Withdrawal at ATM machines and bank counters were limited, as well as the amount of money that could be taken out of the country.

However capital controls cannot be imposed without the Greek government's consent and a parliamentary vote.

In the meantime, talks to find an agreement on Greek reforms to unblock a €7.2 billion loan were still blocked on Tuesday.


IMF playing a 'criminal' role

While a commission spokesman repeated that Greece's lenders were ready to start talking again if there was a new proposal, Greek prime minister Alexis Tsipras said once again he's "ready to fight".

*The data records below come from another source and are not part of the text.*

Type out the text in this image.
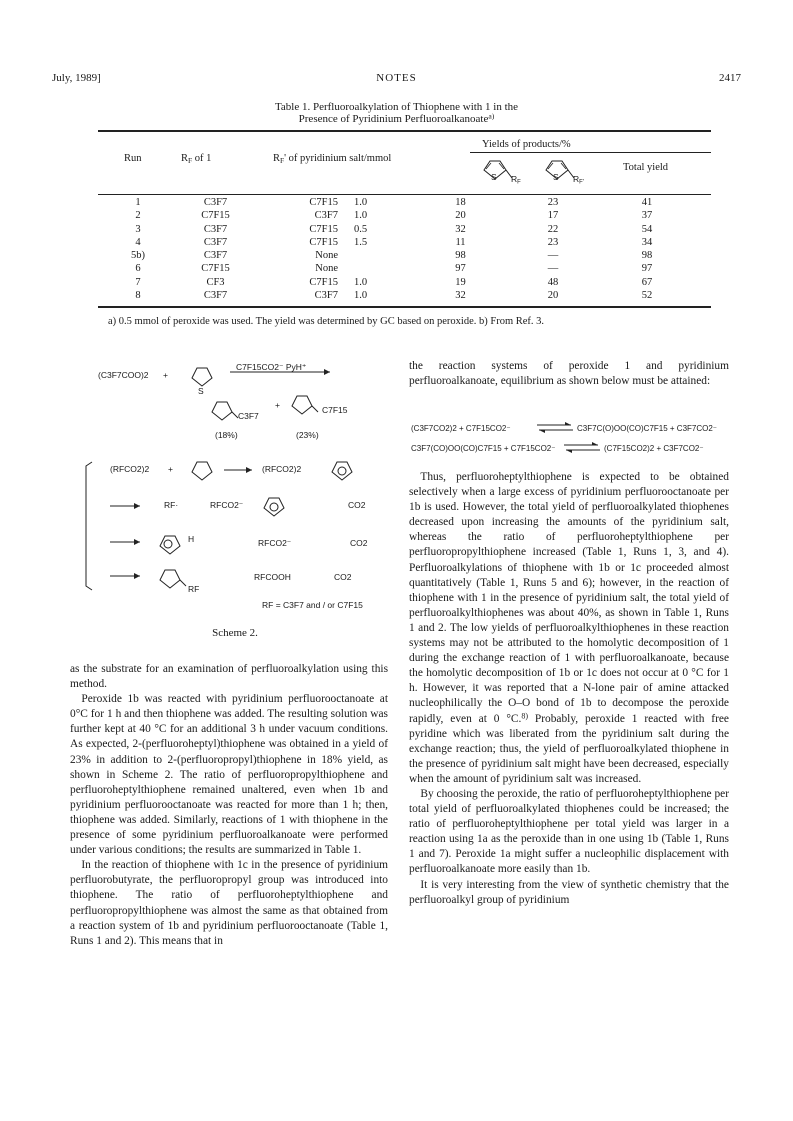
July, 1989]	NOTES	2417
Table 1. Perfluoroalkylation of Thiophene with 1 in the
Presence of Pyridinium Perfluoroalkanoate$^{a)}$
Run	$R_F$ of 1	$R_F'$ of pyridinium salt/mmol
Yields of products/%
Total yield
S $R_F$
S $R_{F'}$
1	C3F7	C7F15	1.0	18	23	41
2	C7F15	C3F7	1.0	20	17	37
3	C3F7	C7F15	0.5	32	22	54
4	C3F7	C7F15	1.5	11	23	34
5b)	C3F7	None		98	—	98
6	C7F15	None		97	—	97
7	CF3	C7F15	1.0	19	48	67
8	C3F7	C3F7	1.0	32	20	52
a) 0.5 mmol of peroxide was used. The yield was determined by GC based on peroxide. b) From Ref. 3.
(C3F7COO)2 +
S
C7F15CO2⁻ PyH⁺
+
C3F7
C7F15
(18%)	(23%)
(RFCO2)2 +	(RFCO2)2
RF·	RFCO2⁻	CO2
H	RFCO2⁻	CO2
RF
RFCOOH	CO2
RF = C3F7 and / or C7F15
Scheme 2.

as the substrate for an examination of perfluoroalkylation using this method.

Peroxide 1b was reacted with pyridinium perfluorooctanoate at 0°C for 1 h and then thiophene was added. The resulting solution was further kept at 40 °C for an additional 3 h under vacuum conditions. As expected, 2-(perfluoroheptyl)thiophene was obtained in a yield of 23% in addition to 2-(perfluoropropyl)thiophene in 18% yield, as shown in Scheme 2. The ratio of perfluoropropylthiophene and perfluoroheptylthiophene remained unaltered, even when 1b and pyridinium perfluorooctanoate was reacted for more than 1 h; then, thiophene was added. Similarly, reactions of 1 with thiophene in the presence of some pyridinium perfluoroalkanoate were performed under various conditions; the results are summarized in Table 1.

In the reaction of thiophene with 1c in the presence of pyridinium perfluorobutyrate, the perfluoropropyl group was introduced into thiophene. The ratio of perfluoroheptylthiophene and perfluoropropylthiophene was almost the same as that obtained from a reaction system of 1b and pyridinium perfluorooctanoate (Table 1, Runs 1 and 2). This means that in

the reaction systems of peroxide 1 and pyridinium perfluoroalkanoate, equilibrium as shown below must be attained:

(C3F7CO2)2 + C7F15CO2⁻ ⇌ C3F7C(O)OO(CO)C7F15 + C3F7CO2⁻
C3F7(CO)OO(CO)C7F15 + C7F15CO2⁻ ⇌ (C7F15CO2)2 + C3F7CO2⁻

Thus, perfluoroheptylthiophene is expected to be obtained selectively when a large excess of pyridinium perfluorooctanoate per 1b is used. However, the total yield of perfluoroalkylated thiophenes decreased upon increasing the amounts of the pyridinium salt, whereas the ratio of perfluoroheptylthiophene per perfluoropropylthiophene increased (Table 1, Runs 1, 3, and 4). Perfluoroalkylations of thiophene with 1b or 1c proceeded almost quantitatively (Table 1, Runs 5 and 6); however, in the reaction of thiophene with 1 in the presence of pyridinium salt, the total yield of perfluoroalkylthiophenes was about 40%, as shown in Table 1, Runs 1 and 2. The low yields of perfluoroalkylthiophenes in these reaction systems may not be attributed to the homolytic decomposition of 1 during the exchange reaction of 1 with perfluoroalkanoate, because the homolytic decomposition of 1b or 1c does not occur at 0 °C for 1 h. However, it was reported that a N-lone pair of amine attacked nucleophilically the O–O bond of 1b to decompose the peroxide rapidly, even at 0 °C.$^{8)}$ Probably, peroxide 1 reacted with free pyridine which was liberated from the pyridinium salt during the exchange reaction; thus, the yield of perfluoroalkylated thiophene in the presence of pyridinium salt might have been decreased, especially when the amount of pyridinium salt was increased.

By choosing the peroxide, the ratio of perfluoroheptylthiophene per total yield of perfluoroalkylated thiophenes could be increased; the ratio of perfluoroheptylthiophene per total yield was larger in a reaction using 1a as the peroxide than in one using 1b (Table 1, Runs 1 and 7). Peroxide 1a might suffer a nucleophilic displacement with perfluoroalkanoate more easily than 1b.

It is very interesting from the view of synthetic chemistry that the perfluoroalkyl group of pyridinium
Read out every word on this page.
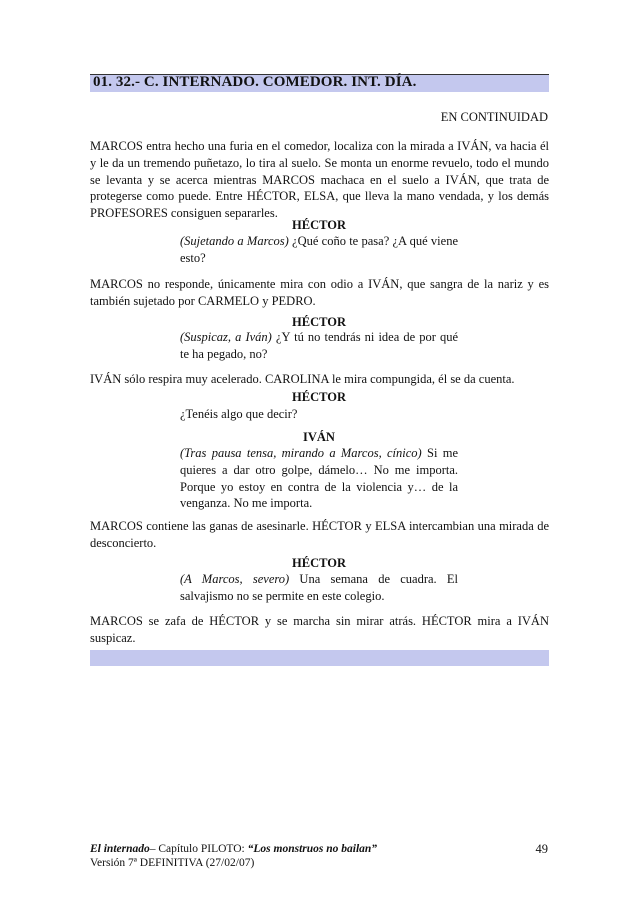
01. 32.- C. INTERNADO. COMEDOR. INT. DÍA.
EN CONTINUIDAD
MARCOS entra hecho una furia en el comedor, localiza con la mirada a IVÁN, va hacia él y le da un tremendo puñetazo, lo tira al suelo. Se monta un enorme revuelo, todo el mundo se levanta y se acerca mientras MARCOS machaca en el suelo a IVÁN, que trata de protegerse como puede. Entre HÉCTOR, ELSA, que lleva la mano vendada, y los demás PROFESORES consiguen separarles.
HÉCTOR
(Sujetando a Marcos) ¿Qué coño te pasa? ¿A qué viene esto?
MARCOS no responde, únicamente mira con odio a IVÁN, que sangra de la nariz y es también sujetado por CARMELO y PEDRO.
HÉCTOR
(Suspicaz, a Iván) ¿Y tú no tendrás ni idea de por qué te ha pegado, no?
IVÁN sólo respira muy acelerado. CAROLINA le mira compungida, él se da cuenta.
HÉCTOR
¿Tenéis algo que decir?
IVÁN
(Tras pausa tensa, mirando a Marcos, cínico) Si me quieres a dar otro golpe, dámelo… No me importa. Porque yo estoy en contra de la violencia y… de la venganza. No me importa.
MARCOS contiene las ganas de asesinarle. HÉCTOR y ELSA intercambian una mirada de desconcierto.
HÉCTOR
(A Marcos, severo) Una semana de cuadra. El salvajismo no se permite en este colegio.
MARCOS se zafa de HÉCTOR y se marcha sin mirar atrás. HÉCTOR mira a IVÁN suspicaz.
El internado– Capítulo PILOTO: “Los monstruos no bailan”
Versión 7ª DEFINITIVA (27/02/07)
49
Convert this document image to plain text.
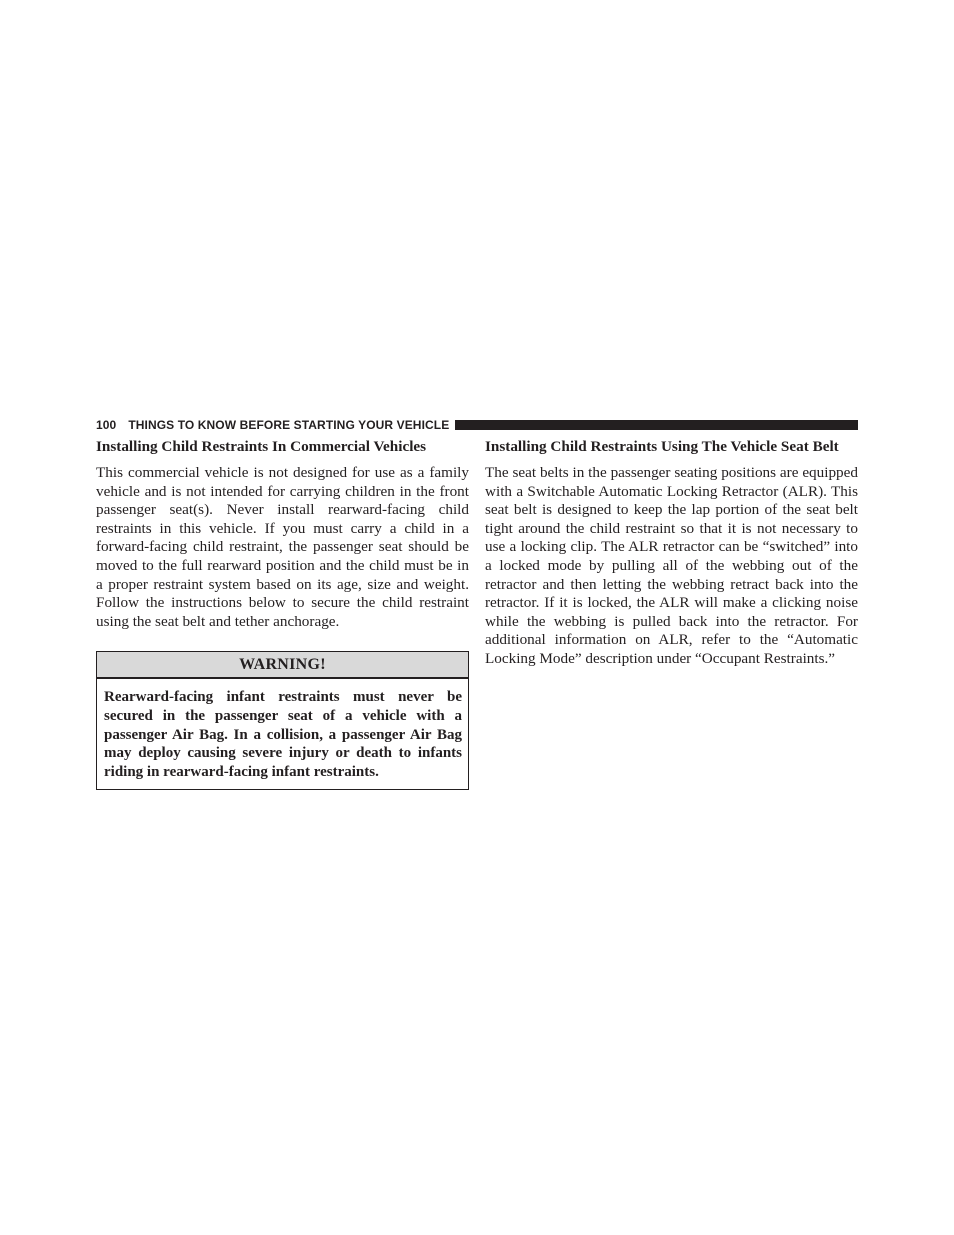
100 THINGS TO KNOW BEFORE STARTING YOUR VEHICLE
Installing Child Restraints In Commercial Vehicles

This commercial vehicle is not designed for use as a family vehicle and is not intended for carrying children in the front passenger seat(s). Never install rearward-facing child restraints in this vehicle. If you must carry a child in a forward-facing child restraint, the passenger seat should be moved to the full rearward position and the child must be in a proper restraint system based on its age, size and weight. Follow the instructions below to secure the child restraint using the seat belt and tether anchorage.

WARNING!

Rearward-facing infant restraints must never be secured in the passenger seat of a vehicle with a passenger Air Bag. In a collision, a passenger Air Bag may deploy causing severe injury or death to infants riding in rearward-facing infant restraints.

Installing Child Restraints Using The Vehicle Seat Belt

The seat belts in the passenger seating positions are equipped with a Switchable Automatic Locking Retractor (ALR). This seat belt is designed to keep the lap portion of the seat belt tight around the child restraint so that it is not necessary to use a locking clip. The ALR retractor can be “switched” into a locked mode by pulling all of the webbing out of the retractor and then letting the webbing retract back into the retractor. If it is locked, the ALR will make a clicking noise while the webbing is pulled back into the retractor. For additional information on ALR, refer to the “Automatic Locking Mode” description under “Occupant Restraints.”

In an inflammatory speech at the Greek parliament, Tsipras accused the International monetary fund (IMF) of playing a "criminal" role and the ECB of adopting "a policy of fiscal suffocation".

Tsipras urged Europeans "to stop the pressure and end the blackmail" on his country.

The current policy towards Greece is "not being conducted in a democratic framework, it is not a logical strategy," he said.

"It is not a strategy Europeans should be proud of."

Beyond the aggressive rhetoric, Tsipras also seemed to appeal for a discussion on Greek debt.

"I would like the creditors to speak clearly," he said. "Do they want a solution?".

"If they want a solution, they have to close the door on these failed policies we had for the last four years," he noted, hinting at a political discussion over long-term financing of the country.

Greeks blame creditors

His strong stance comes as a GPO poll pulished Monday found that over half (56.3%) of Greeks believe that the deadlock is creditors' fault while 37.4 percent blamed the Athens government.

EU commission president Jean-Claude Juncker reacted angrily to Tsipras' latest speech.

"I was not in favour of an increase if the VAT on medecines and electricity, and the Greek prime minister knows that," he said at a press conference in Brussels.

"The debate in Greece and outside Greece would be easier if the Greek government would tell exactly what the commission is really proposing," he said.

"I am blaming the Greeks for telling things to the Greek public which are not consistent with what I've told the Greek prime minister."

In Berlin, German chancellor Angela Merkel said she would “do everything possible to keep Greece in the eurozone” but avoided appearing to be the main player.

"I’m concentrating all of my energy on helping the three institutions find a solution," she said.